I actually attended one of these types of schools in New Jersey. They are part of the vocational district, but are far from it.
There was an entrance exam and requirements, when I attended there were four schools: Marine Academy of Science and Technology (marine-biology with a heavy NJROTC component), High Technology High School (engineering), Academy of Allied Health and Science (where I attended and focused on medical careers) and the just opened in 2000 Communications High School (video, media, design, journalism). Since graduating in 2004 they've opened a fifth, Biotechnology High School.
Though I do not have a career in medicine, I don't know anyone who attended these schools who would have traded it for anything. The academic program was one of the most rigorous in the state, and I felt truly prepared for college. The schools are consistently ranked near the very top of the US News rankings nationwide and publicly financed.
The value is in the exposure, I still have a great interest in health and use that experience frequently, I'm even an EMT which I did as a senior elective there. In fact, there's even a YC founder who went to one of our schools.
TL;DR: It's not so much specialization as it is a rigorous 4 year college prep program with exposure to a field you have interest in.
HTHS'er (1999) & startup founder here -- I think this will be good for NYC but naming the school after such a focused discipline seems a bit shortsighted. "Software engineering" is likely going to be a phrase that looks quite silly a few decades from now. At the very least it should be a Computer Science academy.

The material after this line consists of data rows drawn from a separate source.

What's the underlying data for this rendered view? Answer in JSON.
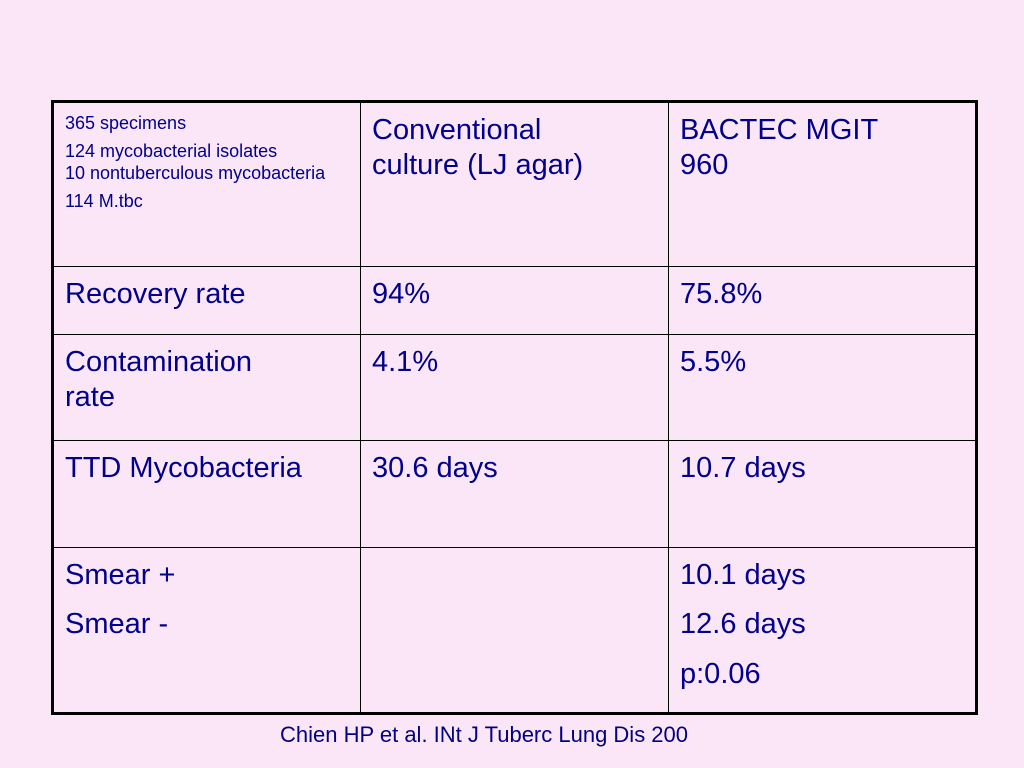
{
  "table": {
    "header": {
      "info_lines": [
        "365 specimens",
        "124 mycobacterial isolates",
        "10 nontuberculous mycobacteria",
        "114 M.tbc"
      ],
      "col2_lines": [
        "Conventional",
        "culture  (LJ agar)"
      ],
      "col3_lines": [
        "BACTEC MGIT",
        "960"
      ]
    },
    "rows": [
      {
        "label": [
          "Recovery rate"
        ],
        "conventional": [
          "94%"
        ],
        "mgit": [
          "75.8%"
        ]
      },
      {
        "label": [
          "Contamination",
          "rate"
        ],
        "conventional": [
          "4.1%"
        ],
        "mgit": [
          "5.5%"
        ]
      },
      {
        "label": [
          "TTD Mycobacteria"
        ],
        "conventional": [
          "30.6 days"
        ],
        "mgit": [
          "10.7 days"
        ]
      },
      {
        "label": [
          "Smear +",
          "Smear -"
        ],
        "conventional": [],
        "mgit": [
          "10.1 days",
          "12.6 days",
          "p:0.06"
        ]
      }
    ]
  },
  "citation": "Chien HP et al. INt J Tuberc Lung Dis 200"
}
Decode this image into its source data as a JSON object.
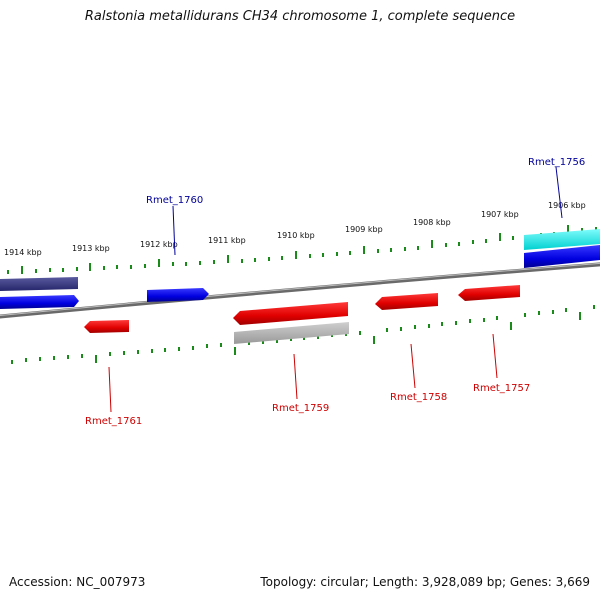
{
  "title": "Ralstonia metallidurans CH34 chromosome 1, complete sequence",
  "footer": {
    "accession": "Accession: NC_007973",
    "summary": "Topology: circular; Length: 3,928,089 bp; Genes: 3,669"
  },
  "kbp_labels": [
    "1914 kbp",
    "1913 kbp",
    "1912 kbp",
    "1911 kbp",
    "1910 kbp",
    "1909 kbp",
    "1908 kbp",
    "1907 kbp",
    "1906 kbp"
  ],
  "genes": {
    "rmet_1756": "Rmet_1756",
    "rmet_1757": "Rmet_1757",
    "rmet_1758": "Rmet_1758",
    "rmet_1759": "Rmet_1759",
    "rmet_1760": "Rmet_1760",
    "rmet_1761": "Rmet_1761"
  },
  "colors": {
    "forward_gene": "#1010e0",
    "reverse_gene": "#e81010",
    "label_forward": "#000099",
    "label_reverse": "#cc0000",
    "tick": "#1a8a1a",
    "backbone": "#777777",
    "cyan_feature": "#00e5e5",
    "dark_feature": "#3a3a8a",
    "gray_feature": "#aaaaaa"
  }
}
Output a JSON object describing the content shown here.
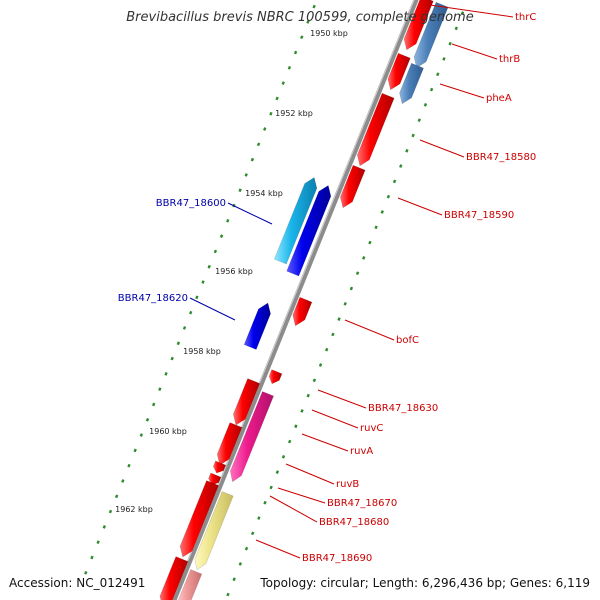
{
  "title": "Brevibacillus brevis NBRC 100599, complete genome",
  "accession_text": "Accession: NC_012491",
  "topology_text": "Topology: circular; Length: 6,296,436 bp; Genes: 6,119",
  "colors": {
    "backbone": "#8c8c8c",
    "tick": "#2e8b2e",
    "forward_gene": "#ee0000",
    "reverse_gene": "#0000ee",
    "label_forward": "#cc0000",
    "label_reverse": "#0000aa",
    "cyan_gene": "#19b5ea",
    "steelblue_gene": "#4a7fb8",
    "magenta_gene": "#ee1a8c",
    "khaki_gene": "#eee48a",
    "pink_gene": "#f09a9a"
  },
  "ticks": [
    "1950 kbp",
    "1952 kbp",
    "1954 kbp",
    "1956 kbp",
    "1958 kbp",
    "1960 kbp",
    "1962 kbp"
  ],
  "gene_labels": [
    {
      "text": "thrC",
      "strand": "forward"
    },
    {
      "text": "thrB",
      "strand": "forward"
    },
    {
      "text": "pheA",
      "strand": "forward"
    },
    {
      "text": "BBR47_18580",
      "strand": "forward"
    },
    {
      "text": "BBR47_18590",
      "strand": "forward"
    },
    {
      "text": "BBR47_18600",
      "strand": "reverse"
    },
    {
      "text": "BBR47_18620",
      "strand": "reverse"
    },
    {
      "text": "bofC",
      "strand": "forward"
    },
    {
      "text": "BBR47_18630",
      "strand": "forward"
    },
    {
      "text": "ruvC",
      "strand": "forward"
    },
    {
      "text": "ruvA",
      "strand": "forward"
    },
    {
      "text": "ruvB",
      "strand": "forward"
    },
    {
      "text": "BBR47_18670",
      "strand": "forward"
    },
    {
      "text": "BBR47_18680",
      "strand": "forward"
    },
    {
      "text": "BBR47_18690",
      "strand": "forward"
    }
  ]
}
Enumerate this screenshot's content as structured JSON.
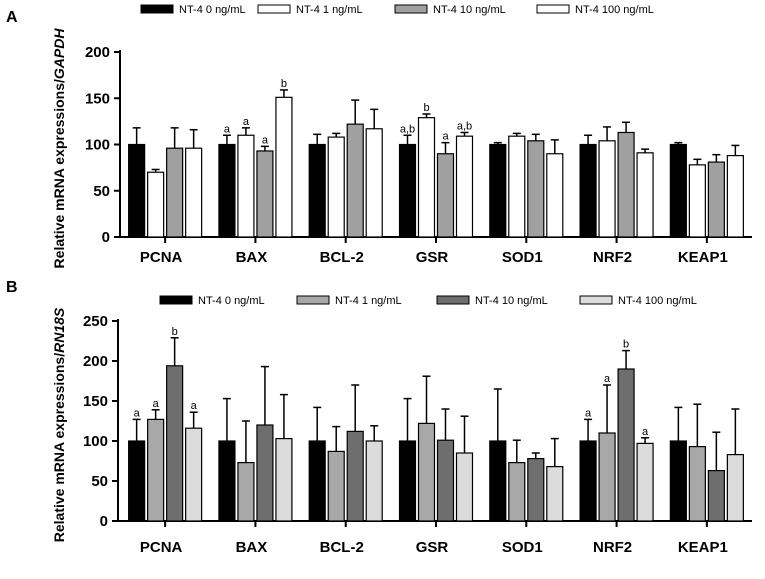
{
  "figure": {
    "panel_labels": [
      "A",
      "B"
    ]
  },
  "chart_data": [
    {
      "type": "bar",
      "panel": "A",
      "title": "",
      "xlabel": "",
      "ylabel": "Relative mRNA expressions/GAPDH",
      "ylabel_prefix": "Relative mRNA expressions/",
      "ylabel_gene": "GAPDH",
      "ylim": [
        0,
        200
      ],
      "yticks": [
        0,
        50,
        100,
        150,
        200
      ],
      "grid": false,
      "legend_position": "top",
      "categories": [
        "PCNA",
        "BAX",
        "BCL-2",
        "GSR",
        "SOD1",
        "NRF2",
        "KEAP1"
      ],
      "series": [
        {
          "name": "NT-4 0 ng/mL",
          "color": "#000000",
          "values": [
            100,
            100,
            100,
            100,
            100,
            100,
            100
          ],
          "errors": [
            18,
            10,
            11,
            10,
            2,
            10,
            2
          ],
          "labels": [
            "",
            "a",
            "",
            "a,b",
            "",
            "",
            ""
          ]
        },
        {
          "name": "NT-4 1 ng/mL",
          "color": "#ffffff",
          "values": [
            70,
            110,
            108,
            129,
            109,
            104,
            78
          ],
          "errors": [
            3,
            8,
            4,
            4,
            3,
            15,
            6
          ],
          "labels": [
            "",
            "a",
            "",
            "b",
            "",
            "",
            ""
          ]
        },
        {
          "name": "NT-4 10 ng/mL",
          "color": "#a0a0a0",
          "values": [
            96,
            93,
            122,
            90,
            104,
            113,
            81
          ],
          "errors": [
            22,
            5,
            26,
            12,
            7,
            11,
            8
          ],
          "labels": [
            "",
            "a",
            "",
            "a",
            "",
            "",
            ""
          ]
        },
        {
          "name": "NT-4 100 ng/mL",
          "color": "#ffffff",
          "values": [
            96,
            151,
            117,
            109,
            90,
            91,
            88
          ],
          "errors": [
            20,
            8,
            21,
            4,
            15,
            4,
            11
          ],
          "labels": [
            "",
            "b",
            "",
            "a,b",
            "",
            "",
            ""
          ]
        }
      ]
    },
    {
      "type": "bar",
      "panel": "B",
      "title": "",
      "xlabel": "",
      "ylabel": "Relative mRNA expressions/RN18S",
      "ylabel_prefix": "Relative mRNA expressions/",
      "ylabel_gene": "RN18S",
      "ylim": [
        0,
        250
      ],
      "yticks": [
        0,
        50,
        100,
        150,
        200,
        250
      ],
      "grid": false,
      "legend_position": "top",
      "categories": [
        "PCNA",
        "BAX",
        "BCL-2",
        "GSR",
        "SOD1",
        "NRF2",
        "KEAP1"
      ],
      "series": [
        {
          "name": "NT-4 0 ng/mL",
          "color": "#000000",
          "values": [
            100,
            100,
            100,
            100,
            100,
            100,
            100
          ],
          "errors": [
            27,
            53,
            42,
            53,
            65,
            27,
            42
          ],
          "labels": [
            "a",
            "",
            "",
            "",
            "",
            "a",
            ""
          ]
        },
        {
          "name": "NT-4 1 ng/mL",
          "color": "#a8a8a8",
          "values": [
            127,
            73,
            87,
            122,
            73,
            110,
            93
          ],
          "errors": [
            12,
            52,
            31,
            59,
            28,
            60,
            53
          ],
          "labels": [
            "a",
            "",
            "",
            "",
            "",
            "a",
            ""
          ]
        },
        {
          "name": "NT-4 10 ng/mL",
          "color": "#6e6e6e",
          "values": [
            194,
            120,
            112,
            101,
            78,
            190,
            63
          ],
          "errors": [
            35,
            73,
            58,
            39,
            7,
            23,
            48
          ],
          "labels": [
            "b",
            "",
            "",
            "",
            "",
            "b",
            ""
          ]
        },
        {
          "name": "NT-4 100 ng/mL",
          "color": "#dcdcdc",
          "values": [
            116,
            103,
            100,
            85,
            68,
            97,
            83
          ],
          "errors": [
            20,
            55,
            19,
            46,
            35,
            7,
            57
          ],
          "labels": [
            "a",
            "",
            "",
            "",
            "",
            "a",
            ""
          ]
        }
      ]
    }
  ]
}
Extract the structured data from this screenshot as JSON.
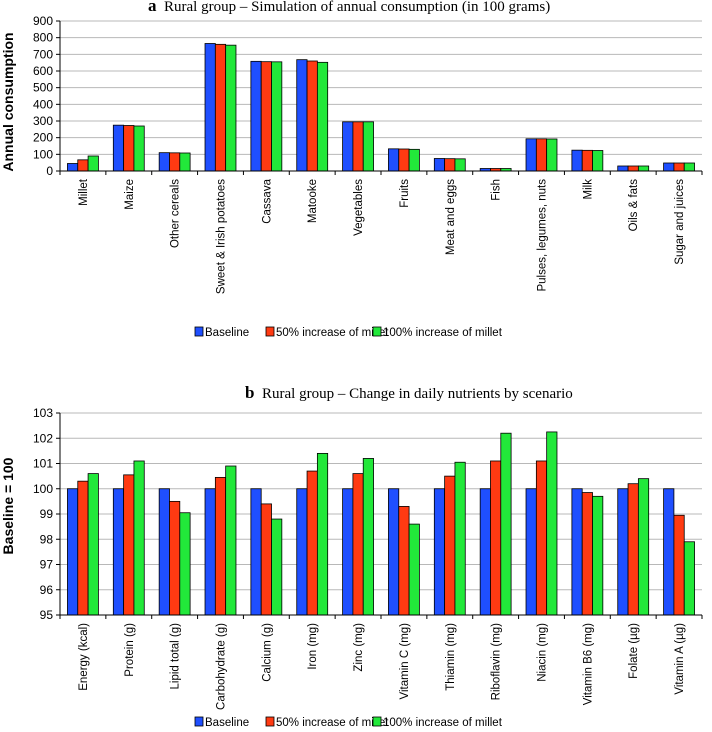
{
  "colors": {
    "baseline": "#1f4fff",
    "millet50": "#ff3a12",
    "millet100": "#22e83a",
    "outline": "#000000",
    "grid": "#b8b8b8"
  },
  "chart_data": [
    {
      "panel": "a",
      "type": "bar",
      "title": "Rural group – Simulation of annual consumption (in 100 grams)",
      "xlabel": "",
      "ylabel": "Annual consumption",
      "ylim": [
        0,
        900
      ],
      "yticks": [
        0,
        100,
        200,
        300,
        400,
        500,
        600,
        700,
        800,
        900
      ],
      "grid": true,
      "legend": "bottom",
      "categories": [
        "Millet",
        "Maize",
        "Other cereals",
        "Sweet & Irish potatoes",
        "Cassava",
        "Matooke",
        "Vegetables",
        "Fruits",
        "Meat and eggs",
        "Fish",
        "Pulses, legumes, nuts",
        "Milk",
        "Oils & fats",
        "Sugar and juices"
      ],
      "series": [
        {
          "name": "Baseline",
          "color": "#1f4fff",
          "values": [
            45,
            275,
            110,
            765,
            658,
            668,
            295,
            133,
            75,
            15,
            193,
            125,
            30,
            48
          ]
        },
        {
          "name": "50% increase of millet",
          "color": "#ff3a12",
          "values": [
            67,
            273,
            109,
            760,
            656,
            660,
            295,
            132,
            74,
            15,
            193,
            124,
            30,
            48
          ]
        },
        {
          "name": "100% increase of millet",
          "color": "#22e83a",
          "values": [
            90,
            270,
            108,
            755,
            655,
            652,
            295,
            130,
            73,
            15,
            192,
            123,
            30,
            48
          ]
        }
      ]
    },
    {
      "panel": "b",
      "type": "bar",
      "title": "Rural group – Change in daily nutrients by scenario",
      "xlabel": "",
      "ylabel": "Baseline = 100",
      "ylim": [
        95,
        103
      ],
      "yticks": [
        95,
        96,
        97,
        98,
        99,
        100,
        101,
        102,
        103
      ],
      "grid": true,
      "legend": "bottom",
      "categories": [
        "Energy (kcal)",
        "Protein (g)",
        "Lipid total (g)",
        "Carbohydrate (g)",
        "Calcium (g)",
        "Iron (mg)",
        "Zinc (mg)",
        "Vitamin C (mg)",
        "Thiamin (mg)",
        "Riboflavin (mg)",
        "Niacin (mg)",
        "Vitamin B6 (mg)",
        "Folate (µg)",
        "Vitamin A (µg)"
      ],
      "series": [
        {
          "name": "Baseline",
          "color": "#1f4fff",
          "values": [
            100,
            100,
            100,
            100,
            100,
            100,
            100,
            100,
            100,
            100,
            100,
            100,
            100,
            100
          ]
        },
        {
          "name": "50% increase of millet",
          "color": "#ff3a12",
          "values": [
            100.3,
            100.55,
            99.5,
            100.45,
            99.4,
            100.7,
            100.6,
            99.3,
            100.5,
            101.1,
            101.1,
            99.85,
            100.2,
            98.95
          ]
        },
        {
          "name": "100% increase of millet",
          "color": "#22e83a",
          "values": [
            100.6,
            101.1,
            99.05,
            100.9,
            98.8,
            101.4,
            101.2,
            98.6,
            101.05,
            102.2,
            102.25,
            99.7,
            100.4,
            97.9
          ]
        }
      ]
    }
  ]
}
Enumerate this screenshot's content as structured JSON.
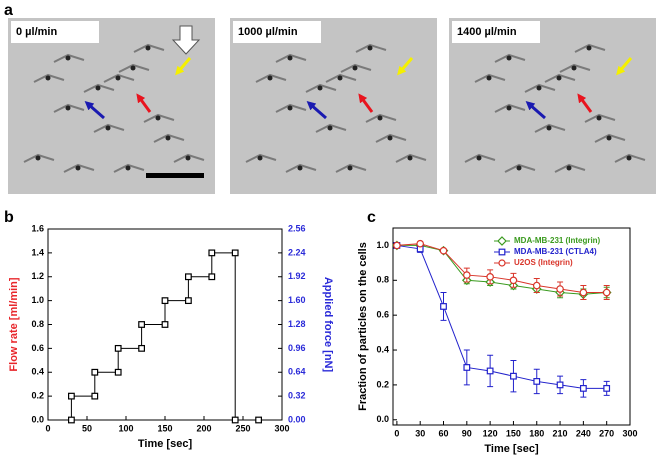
{
  "figure": {
    "panel_labels": [
      "a",
      "b",
      "c"
    ]
  },
  "images": [
    {
      "label": "0 µl/min"
    },
    {
      "label": "1000 µl/min"
    },
    {
      "label": "1400 µl/min"
    }
  ],
  "chart_data": [
    {
      "type": "line",
      "x": [
        30,
        30,
        60,
        60,
        90,
        90,
        120,
        120,
        150,
        150,
        180,
        180,
        210,
        210,
        240,
        240,
        270
      ],
      "values": [
        0,
        0.2,
        0.2,
        0.4,
        0.4,
        0.6,
        0.6,
        0.8,
        0.8,
        1.0,
        1.0,
        1.2,
        1.2,
        1.4,
        1.4,
        0,
        0
      ],
      "color": "#000000",
      "marker": "square",
      "xlim": [
        0,
        300
      ],
      "xticks": [
        0,
        50,
        100,
        150,
        200,
        250,
        300
      ],
      "ylim": [
        0,
        1.6
      ],
      "yticks": [
        {
          "value": 0,
          "label": "0.0"
        },
        0.2,
        0.4,
        0.6,
        0.8,
        {
          "value": 1,
          "label": "1.0"
        },
        1.2,
        1.4,
        1.6
      ],
      "y2lim": [
        0,
        2.56
      ],
      "y2ticks": [
        {
          "value": 0,
          "label": "0.00"
        },
        0.32,
        0.64,
        0.96,
        1.28,
        {
          "value": 1.6,
          "label": "1.60"
        },
        1.92,
        2.24,
        2.56
      ],
      "xlabel": "Time [sec]",
      "ylabel": "Flow rate [ml/min]",
      "ylabel_color": "#e8262b",
      "y2label": "Applied force [nN]",
      "y2_color": "#2a2ad8"
    },
    {
      "type": "line",
      "x": [
        0,
        30,
        60,
        90,
        120,
        150,
        180,
        210,
        240,
        270
      ],
      "series": [
        {
          "name": "MDA-MB-231 (Integrin)",
          "color": "#3a9a1e",
          "marker": "diamond",
          "values": [
            1.0,
            1.0,
            0.97,
            0.8,
            0.79,
            0.77,
            0.75,
            0.73,
            0.72,
            0.73
          ],
          "errors": [
            0.01,
            0.01,
            0.01,
            0.02,
            0.02,
            0.02,
            0.02,
            0.03,
            0.03,
            0.03
          ]
        },
        {
          "name": "MDA-MB-231 (CTLA4)",
          "color": "#2222cc",
          "marker": "square",
          "values": [
            1.0,
            0.98,
            0.65,
            0.3,
            0.28,
            0.25,
            0.22,
            0.2,
            0.18,
            0.18
          ],
          "errors": [
            0.01,
            0.02,
            0.08,
            0.1,
            0.09,
            0.09,
            0.07,
            0.05,
            0.05,
            0.04
          ]
        },
        {
          "name": "U2OS (Integrin)",
          "color": "#d9352a",
          "marker": "circle",
          "values": [
            1.0,
            1.01,
            0.97,
            0.83,
            0.82,
            0.8,
            0.77,
            0.75,
            0.73,
            0.73
          ],
          "errors": [
            0.01,
            0.01,
            0.01,
            0.04,
            0.04,
            0.04,
            0.04,
            0.04,
            0.04,
            0.04
          ]
        }
      ],
      "xlim": [
        -5,
        300
      ],
      "xticks": [
        0,
        30,
        60,
        90,
        120,
        150,
        180,
        210,
        240,
        270,
        300
      ],
      "ylim": [
        -0.03,
        1.1
      ],
      "yticks": [
        {
          "value": 0,
          "label": "0.0"
        },
        0.2,
        0.4,
        0.6,
        0.8,
        {
          "value": 1,
          "label": "1.0"
        }
      ],
      "xlabel": "Time [sec]",
      "ylabel": "Fraction of particles on the cells",
      "legend": "upper right"
    }
  ]
}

It is probably not for everyone. But for 100 lucky students, I bet this will be just what they need. My son, who incidentally will be in 9th grade next year, has never had any interests beyond computers. Maybe it's time to move to NY.
Yes you do need to have a wider range than just CS
In fact a lot of what industy needs is more Computer Enginering and lees hyper secpecialised CS majors - you dont see Audi or Mercedes saying we need engineers lets train a load of physicists.
Computer Engineering is generally hardware and firmware design, something that is becoming less and less important as generalized processors have become smaller, cheaper, and more powerful. At this point, almost everything can be done in software, so a Computer Science degree is more important.
Also, your Audi/Mercedes analogy is flawed. Physicists and engineers are very different, and if they needed more engineers, they would sponsor engineering schools. Right now we need more software developers, so training kids in Computer Science makes complete sense. Some schools (including my alma mater) do provide a separate Software Engineering degree, but they generally overlap so much with CS as to be virtually indistinguishable. It's also somewhat laughable to call Software Engineering "engineering", as there is a general lack of rigor and no formal qualification for software engineers like there is for every other branch of engineering.
> Computer Engineering is generally hardware and firmware design, something that is becoming less and less important as generalized processors have become smaller, cheaper, and more powerful. At this point, almost everything can be done in software, so a Computer Science degree is more important.
And who, exactly, do you think is designing these new processors?
Computer Engineer here- while I would selfishly argue that Computer Science is not more important, the CS field is even now still growing, while our field is contracting. I do not expect ours to ever go away entirely, but the answer is not to make everyone a CE.
I think maybe what mjwalshe is thinking about, is the Computer Scientist graduates who cannot even program.
yes that's what i was getting at theorys all very well but you need to be able to apply this to real world which is what most employers of programmers want.
My first job after school (as a technical programmer) was at an Elite RnmD organistion (our boss was the mechanical engineers president at the time) and I remember I was told one way to think about it is that "engineers" are scientists with thumbs.